The most often-asked question, the one debated on blogs and volcano forums and end-of-the-world sites, is: When will it blow?
No one really knows the answer, and Lowenstern cautions that it may be if rather than when.
The Yellowstone volcano's first major eruption occurred 2.06 million years ago. A second eruption followed 1.3 million years ago and a third 640,000 years ago.
The series has led many to wonder whether it explodes about every 700,000 years, leaving the caldera primed for another blast.
Lowenstern, along with nearly all other scientists actively studying the volcano, says no. Three instances occurring at two intervals do not, statistically, mean anything.
The last eruption of any size was 70,000 years ago and was not nearly the magnitude of the three large eruptions, Lowenstern said.
Dozens of scientists around the United States will continue to monitor the volcano's behavior. They track the number and strength of earthquakes and record when the ground lifts even as little as a centimeter.
In mid-February, the Yellowstone Volcano Observatory said the ground near Norris Junction rose 3.5 centimeters during five months, an amount significant enough to report but not signaling potential catastrophe, Lowenstern said.
The observatory had to write a clarification soon after explaining that the movement was simply another change in a continually active system.

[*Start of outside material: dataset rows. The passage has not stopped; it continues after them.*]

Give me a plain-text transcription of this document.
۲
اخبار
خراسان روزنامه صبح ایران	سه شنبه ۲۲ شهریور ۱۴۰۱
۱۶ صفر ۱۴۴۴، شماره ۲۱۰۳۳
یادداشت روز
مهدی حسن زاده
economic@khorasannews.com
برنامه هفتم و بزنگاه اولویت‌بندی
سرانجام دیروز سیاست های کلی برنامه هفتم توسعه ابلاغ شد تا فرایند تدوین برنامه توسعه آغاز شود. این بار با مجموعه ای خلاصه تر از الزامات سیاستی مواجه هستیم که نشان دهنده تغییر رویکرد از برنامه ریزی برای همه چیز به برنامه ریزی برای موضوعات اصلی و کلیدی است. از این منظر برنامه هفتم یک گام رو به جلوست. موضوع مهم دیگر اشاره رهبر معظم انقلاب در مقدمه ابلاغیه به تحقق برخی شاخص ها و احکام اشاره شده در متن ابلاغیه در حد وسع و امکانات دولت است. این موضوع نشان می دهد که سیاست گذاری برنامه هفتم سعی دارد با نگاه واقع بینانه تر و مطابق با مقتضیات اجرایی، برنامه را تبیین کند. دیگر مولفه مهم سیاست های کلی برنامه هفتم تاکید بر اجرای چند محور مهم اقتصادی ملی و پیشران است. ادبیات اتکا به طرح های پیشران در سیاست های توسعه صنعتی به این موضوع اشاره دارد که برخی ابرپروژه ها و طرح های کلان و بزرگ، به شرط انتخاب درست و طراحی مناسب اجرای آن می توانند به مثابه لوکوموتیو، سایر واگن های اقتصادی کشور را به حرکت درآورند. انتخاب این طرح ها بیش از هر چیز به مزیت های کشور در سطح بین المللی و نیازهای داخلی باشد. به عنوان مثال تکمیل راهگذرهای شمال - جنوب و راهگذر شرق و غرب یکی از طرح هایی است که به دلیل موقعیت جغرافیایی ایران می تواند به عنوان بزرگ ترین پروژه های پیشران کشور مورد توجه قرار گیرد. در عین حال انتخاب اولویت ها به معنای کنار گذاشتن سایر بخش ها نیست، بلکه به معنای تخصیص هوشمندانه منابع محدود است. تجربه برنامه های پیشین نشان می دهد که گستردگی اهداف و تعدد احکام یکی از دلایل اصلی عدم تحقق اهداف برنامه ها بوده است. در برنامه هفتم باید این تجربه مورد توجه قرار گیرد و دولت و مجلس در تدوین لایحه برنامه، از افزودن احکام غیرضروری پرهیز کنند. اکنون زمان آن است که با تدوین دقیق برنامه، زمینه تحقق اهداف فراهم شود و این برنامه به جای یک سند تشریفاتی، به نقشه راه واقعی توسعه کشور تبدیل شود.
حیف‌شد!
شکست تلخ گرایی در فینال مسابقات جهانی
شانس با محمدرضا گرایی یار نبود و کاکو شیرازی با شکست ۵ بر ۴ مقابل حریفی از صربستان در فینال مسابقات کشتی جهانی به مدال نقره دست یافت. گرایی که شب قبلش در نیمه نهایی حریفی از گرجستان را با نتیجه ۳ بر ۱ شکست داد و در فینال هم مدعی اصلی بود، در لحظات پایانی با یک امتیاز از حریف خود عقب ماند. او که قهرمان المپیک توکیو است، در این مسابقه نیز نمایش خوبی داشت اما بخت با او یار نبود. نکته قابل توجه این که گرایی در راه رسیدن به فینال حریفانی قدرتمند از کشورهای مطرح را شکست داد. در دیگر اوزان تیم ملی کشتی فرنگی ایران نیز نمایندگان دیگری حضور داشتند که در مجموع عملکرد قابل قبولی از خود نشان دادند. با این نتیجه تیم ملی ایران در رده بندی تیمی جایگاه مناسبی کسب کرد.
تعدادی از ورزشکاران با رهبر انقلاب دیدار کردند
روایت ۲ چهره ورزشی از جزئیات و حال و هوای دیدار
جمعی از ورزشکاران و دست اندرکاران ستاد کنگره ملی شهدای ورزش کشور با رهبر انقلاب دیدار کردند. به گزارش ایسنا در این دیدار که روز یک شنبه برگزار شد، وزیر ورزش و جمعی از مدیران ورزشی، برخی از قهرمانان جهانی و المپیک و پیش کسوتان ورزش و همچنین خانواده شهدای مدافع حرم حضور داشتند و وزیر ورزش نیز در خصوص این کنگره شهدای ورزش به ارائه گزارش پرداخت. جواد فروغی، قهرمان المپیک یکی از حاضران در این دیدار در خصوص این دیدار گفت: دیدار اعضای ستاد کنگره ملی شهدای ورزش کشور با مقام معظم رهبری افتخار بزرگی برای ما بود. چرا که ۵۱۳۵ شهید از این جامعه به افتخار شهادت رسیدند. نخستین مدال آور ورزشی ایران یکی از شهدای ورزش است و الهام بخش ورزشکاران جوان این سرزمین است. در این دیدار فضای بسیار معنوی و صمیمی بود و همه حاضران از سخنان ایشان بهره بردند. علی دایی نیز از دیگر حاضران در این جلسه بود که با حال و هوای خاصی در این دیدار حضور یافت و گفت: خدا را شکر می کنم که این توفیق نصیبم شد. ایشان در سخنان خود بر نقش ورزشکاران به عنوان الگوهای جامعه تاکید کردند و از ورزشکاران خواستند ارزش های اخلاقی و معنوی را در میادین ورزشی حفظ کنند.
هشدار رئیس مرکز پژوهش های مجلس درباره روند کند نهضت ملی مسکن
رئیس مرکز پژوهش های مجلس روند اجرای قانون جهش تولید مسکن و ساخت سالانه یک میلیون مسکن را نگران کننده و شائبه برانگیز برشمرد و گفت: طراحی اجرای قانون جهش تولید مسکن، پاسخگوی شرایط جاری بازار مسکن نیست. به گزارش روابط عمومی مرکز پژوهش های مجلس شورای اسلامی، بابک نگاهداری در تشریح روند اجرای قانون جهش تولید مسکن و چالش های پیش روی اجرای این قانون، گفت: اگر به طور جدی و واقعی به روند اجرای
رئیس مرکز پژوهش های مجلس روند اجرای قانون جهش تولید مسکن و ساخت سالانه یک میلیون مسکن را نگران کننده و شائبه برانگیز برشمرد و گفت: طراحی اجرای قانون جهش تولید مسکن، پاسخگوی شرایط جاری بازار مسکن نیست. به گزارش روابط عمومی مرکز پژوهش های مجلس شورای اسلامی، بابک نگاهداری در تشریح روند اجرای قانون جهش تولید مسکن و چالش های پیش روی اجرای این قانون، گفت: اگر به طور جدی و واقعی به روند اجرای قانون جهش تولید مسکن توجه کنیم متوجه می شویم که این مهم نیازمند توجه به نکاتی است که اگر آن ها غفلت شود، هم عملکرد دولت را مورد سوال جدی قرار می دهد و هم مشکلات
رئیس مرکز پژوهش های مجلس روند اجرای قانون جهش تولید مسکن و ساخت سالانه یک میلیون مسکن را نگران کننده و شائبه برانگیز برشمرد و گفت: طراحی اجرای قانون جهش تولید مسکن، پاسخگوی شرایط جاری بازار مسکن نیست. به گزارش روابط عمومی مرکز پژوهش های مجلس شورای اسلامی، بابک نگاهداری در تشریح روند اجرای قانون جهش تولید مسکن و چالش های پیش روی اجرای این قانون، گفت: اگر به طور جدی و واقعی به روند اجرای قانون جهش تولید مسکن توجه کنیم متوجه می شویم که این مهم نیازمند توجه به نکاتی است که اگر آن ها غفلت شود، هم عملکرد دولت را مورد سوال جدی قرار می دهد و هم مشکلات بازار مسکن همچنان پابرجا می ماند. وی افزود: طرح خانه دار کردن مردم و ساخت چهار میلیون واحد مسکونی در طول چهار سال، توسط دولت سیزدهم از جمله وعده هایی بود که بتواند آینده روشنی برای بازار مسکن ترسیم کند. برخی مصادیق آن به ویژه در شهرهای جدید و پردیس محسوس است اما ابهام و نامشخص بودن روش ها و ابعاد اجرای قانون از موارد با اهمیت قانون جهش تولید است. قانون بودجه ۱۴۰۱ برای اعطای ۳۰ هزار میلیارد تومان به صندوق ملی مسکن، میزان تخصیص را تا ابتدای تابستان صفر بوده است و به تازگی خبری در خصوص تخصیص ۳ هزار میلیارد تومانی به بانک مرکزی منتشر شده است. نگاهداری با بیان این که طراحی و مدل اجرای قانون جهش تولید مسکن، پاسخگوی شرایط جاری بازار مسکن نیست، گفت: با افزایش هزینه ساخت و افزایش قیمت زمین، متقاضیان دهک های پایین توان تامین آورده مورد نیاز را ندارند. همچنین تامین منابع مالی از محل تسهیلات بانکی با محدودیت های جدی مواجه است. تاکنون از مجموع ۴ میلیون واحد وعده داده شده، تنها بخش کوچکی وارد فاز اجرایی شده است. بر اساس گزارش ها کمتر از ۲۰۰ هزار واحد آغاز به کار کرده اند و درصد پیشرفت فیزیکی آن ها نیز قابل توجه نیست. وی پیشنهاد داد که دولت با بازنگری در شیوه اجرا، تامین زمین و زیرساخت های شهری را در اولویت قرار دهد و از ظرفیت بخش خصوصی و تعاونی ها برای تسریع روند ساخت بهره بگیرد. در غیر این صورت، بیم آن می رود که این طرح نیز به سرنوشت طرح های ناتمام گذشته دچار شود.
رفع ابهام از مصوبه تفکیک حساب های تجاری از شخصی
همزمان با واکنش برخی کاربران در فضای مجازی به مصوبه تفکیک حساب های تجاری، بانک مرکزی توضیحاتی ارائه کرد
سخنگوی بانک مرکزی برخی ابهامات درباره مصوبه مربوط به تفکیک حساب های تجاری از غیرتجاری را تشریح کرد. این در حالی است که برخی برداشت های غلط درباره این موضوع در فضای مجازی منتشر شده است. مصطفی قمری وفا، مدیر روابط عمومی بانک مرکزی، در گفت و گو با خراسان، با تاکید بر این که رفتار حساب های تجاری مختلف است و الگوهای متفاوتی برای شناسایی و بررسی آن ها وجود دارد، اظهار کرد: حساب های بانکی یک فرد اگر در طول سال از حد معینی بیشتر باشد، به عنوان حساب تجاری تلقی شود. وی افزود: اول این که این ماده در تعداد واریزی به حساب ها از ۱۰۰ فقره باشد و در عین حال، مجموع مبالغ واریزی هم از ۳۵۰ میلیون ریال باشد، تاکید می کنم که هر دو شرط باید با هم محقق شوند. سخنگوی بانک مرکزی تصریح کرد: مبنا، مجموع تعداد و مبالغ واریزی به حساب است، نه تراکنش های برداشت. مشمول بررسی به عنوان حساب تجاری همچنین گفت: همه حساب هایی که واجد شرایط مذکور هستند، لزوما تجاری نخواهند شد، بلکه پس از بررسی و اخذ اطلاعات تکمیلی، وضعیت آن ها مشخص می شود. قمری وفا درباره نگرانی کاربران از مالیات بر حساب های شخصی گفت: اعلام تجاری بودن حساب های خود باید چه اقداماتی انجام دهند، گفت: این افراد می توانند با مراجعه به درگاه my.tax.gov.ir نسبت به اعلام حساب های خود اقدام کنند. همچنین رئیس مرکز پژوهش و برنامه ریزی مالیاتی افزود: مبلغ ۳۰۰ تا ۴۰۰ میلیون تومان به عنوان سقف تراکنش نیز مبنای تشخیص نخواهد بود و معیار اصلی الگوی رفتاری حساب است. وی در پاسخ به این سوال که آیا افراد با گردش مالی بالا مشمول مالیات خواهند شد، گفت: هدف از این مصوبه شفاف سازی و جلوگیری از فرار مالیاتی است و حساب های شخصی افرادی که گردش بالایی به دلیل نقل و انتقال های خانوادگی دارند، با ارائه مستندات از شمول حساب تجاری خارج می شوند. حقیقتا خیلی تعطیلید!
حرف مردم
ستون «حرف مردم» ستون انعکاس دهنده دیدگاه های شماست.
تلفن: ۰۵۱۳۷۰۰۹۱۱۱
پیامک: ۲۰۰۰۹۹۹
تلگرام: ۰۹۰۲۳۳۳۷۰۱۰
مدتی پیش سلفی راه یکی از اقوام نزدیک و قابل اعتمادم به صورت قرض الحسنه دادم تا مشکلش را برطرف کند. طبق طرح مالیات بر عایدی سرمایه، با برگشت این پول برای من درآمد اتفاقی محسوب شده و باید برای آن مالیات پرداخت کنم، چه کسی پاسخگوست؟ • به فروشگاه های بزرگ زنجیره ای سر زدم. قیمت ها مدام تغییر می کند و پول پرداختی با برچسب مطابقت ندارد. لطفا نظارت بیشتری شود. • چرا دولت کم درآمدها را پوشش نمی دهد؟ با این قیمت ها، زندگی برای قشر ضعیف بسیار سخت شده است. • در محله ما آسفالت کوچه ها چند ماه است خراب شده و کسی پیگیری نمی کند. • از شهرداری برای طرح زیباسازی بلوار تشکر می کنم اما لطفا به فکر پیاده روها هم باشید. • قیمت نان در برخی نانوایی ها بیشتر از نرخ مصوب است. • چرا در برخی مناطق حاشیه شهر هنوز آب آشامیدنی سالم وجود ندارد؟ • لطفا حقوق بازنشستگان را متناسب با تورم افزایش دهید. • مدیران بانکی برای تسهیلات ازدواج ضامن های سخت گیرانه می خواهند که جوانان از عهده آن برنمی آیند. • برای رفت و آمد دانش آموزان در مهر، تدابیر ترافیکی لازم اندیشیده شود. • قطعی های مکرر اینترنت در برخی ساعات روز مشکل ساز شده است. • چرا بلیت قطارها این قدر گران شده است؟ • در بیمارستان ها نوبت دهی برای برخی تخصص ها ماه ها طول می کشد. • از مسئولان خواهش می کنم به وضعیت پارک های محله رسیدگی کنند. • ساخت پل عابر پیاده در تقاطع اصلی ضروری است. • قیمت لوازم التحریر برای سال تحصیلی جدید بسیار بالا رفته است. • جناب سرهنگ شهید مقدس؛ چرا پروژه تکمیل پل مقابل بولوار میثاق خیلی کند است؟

"When we work in a place that hasn't erupted in 70,000 years, you need to watch and wait and pay attention to what the Earth is saying," Lowenstern said.
While the Earth may still sputter and gurgle and spew, it might not ever erupt the way it has so many years ago.
"Yellowstone is the most recent system along the hot spot. There are older volcanic systems that march their way up the plains, and as they got older and older, all of those systems eventually cooled," Lowenstern said. "The ground subsided, and Hawaiian-type lava covered them up. Yellowstone will likely be a good place to grow potatoes one day."
And in the meantime, scientists like Sims, Heasler, Lowenstern and others will be there, watching, learning and waiting.